Security & Reliability

Security Measures

  • API Authentication: Bearer token authentication for API access
  • Input Validation: Comprehensive input sanitization and validation
  • Audit Logging: Complete audit trail of all operations
  • Secure Communication: TLS encryption for all network communications

Reliability Features

  • Health Checks: Continuous monitoring of system components
  • Data Backup: Regular database backups and recovery procedures
  • Error Recovery: Automatic retry mechanisms with exponential backoff (COMING SOON)
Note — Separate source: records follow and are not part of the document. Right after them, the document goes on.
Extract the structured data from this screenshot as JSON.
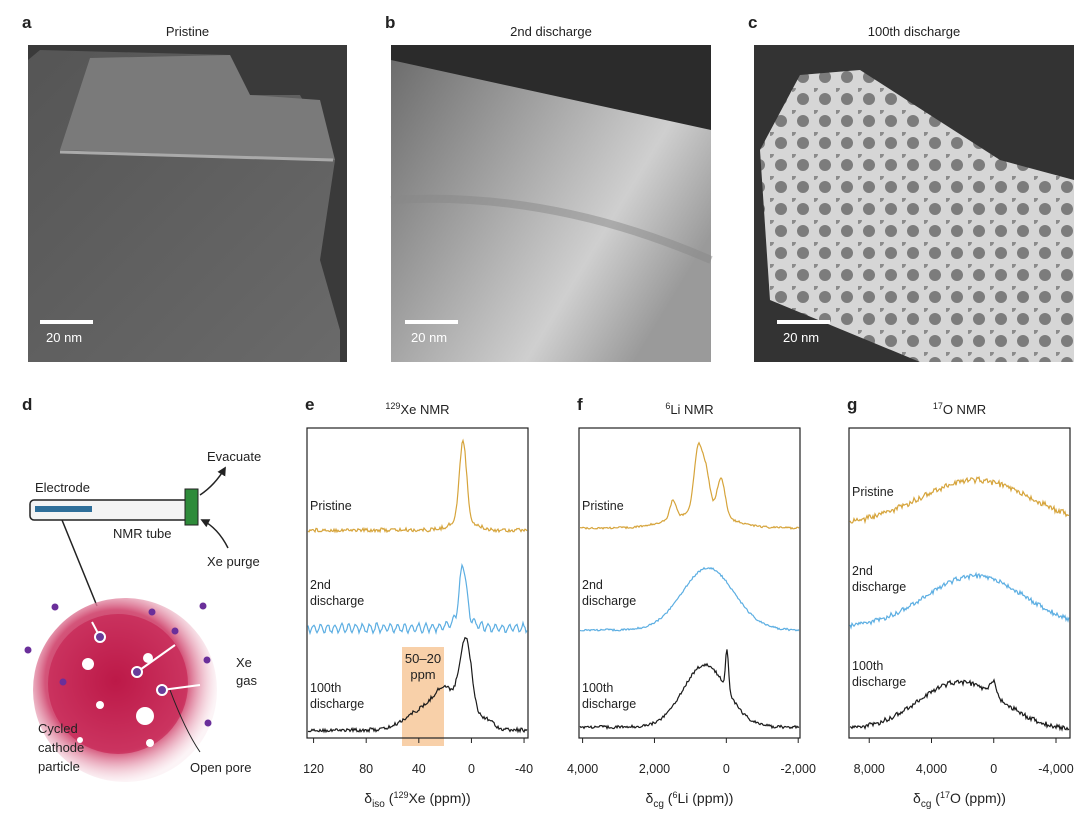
{
  "panels": {
    "a": {
      "letter": "a",
      "title": "Pristine",
      "scale": "20 nm"
    },
    "b": {
      "letter": "b",
      "title": "2nd discharge",
      "scale": "20 nm"
    },
    "c": {
      "letter": "c",
      "title": "100th discharge",
      "scale": "20 nm"
    },
    "d": {
      "letter": "d",
      "electrode": "Electrode",
      "tube": "NMR tube",
      "evacuate": "Evacuate",
      "purge": "Xe purge",
      "gas": [
        "Xe",
        "gas"
      ],
      "particle": [
        "Cycled",
        "cathode",
        "particle"
      ],
      "pore": "Open pore"
    },
    "e": {
      "letter": "e",
      "title": {
        "sup": "129",
        "text": "Xe NMR"
      },
      "traces": [
        [
          "Pristine"
        ],
        [
          "2nd",
          "discharge"
        ],
        [
          "100th",
          "discharge"
        ]
      ],
      "highlight": [
        "50–20",
        "ppm"
      ],
      "xlim": [
        125,
        -43
      ],
      "xticks": [
        120,
        80,
        40,
        0,
        -40
      ],
      "xlabel": {
        "symbol": "δ",
        "sub": "iso",
        "open": " (",
        "sup": "129",
        "rest": "Xe (ppm))"
      }
    },
    "f": {
      "letter": "f",
      "title": {
        "sup": "6",
        "text": "Li NMR"
      },
      "traces": [
        [
          "Pristine"
        ],
        [
          "2nd",
          "discharge"
        ],
        [
          "100th",
          "discharge"
        ]
      ],
      "xlim": [
        4100,
        -2050
      ],
      "xticks": [
        {
          "value": 4000,
          "label": "4,000"
        },
        {
          "value": 2000,
          "label": "2,000"
        },
        0,
        {
          "value": -2000,
          "label": "-2,000"
        }
      ],
      "xlabel": {
        "symbol": "δ",
        "sub": "cg",
        "open": " (",
        "sup": "6",
        "rest": "Li (ppm))"
      }
    },
    "g": {
      "letter": "g",
      "title": {
        "sup": "17",
        "text": "O NMR"
      },
      "traces": [
        [
          "Pristine"
        ],
        [
          "2nd",
          "discharge"
        ],
        [
          "100th",
          "discharge"
        ]
      ],
      "xlim": [
        9300,
        -4900
      ],
      "xticks": [
        {
          "value": 8000,
          "label": "8,000"
        },
        {
          "value": 4000,
          "label": "4,000"
        },
        0,
        {
          "value": -4000,
          "label": "-4,000"
        }
      ],
      "xlabel": {
        "symbol": "δ",
        "sub": "cg",
        "open": " (",
        "sup": "17",
        "rest": "O (ppm))"
      }
    }
  }
}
Monitoring & Observability

  • Metrics Collection: Performance and usage metrics
  • Log Aggregation: Centralized logging for debugging and analysis
  • Alert Systems: Automated alerts for system issues
  • Dashboard: Real-time system status and performance dashboards

This architecture enables Javelin RedTeam to provide enterprise-grade AI security testing while maintaining flexibility, scalability, and reliability across diverse deployment environments.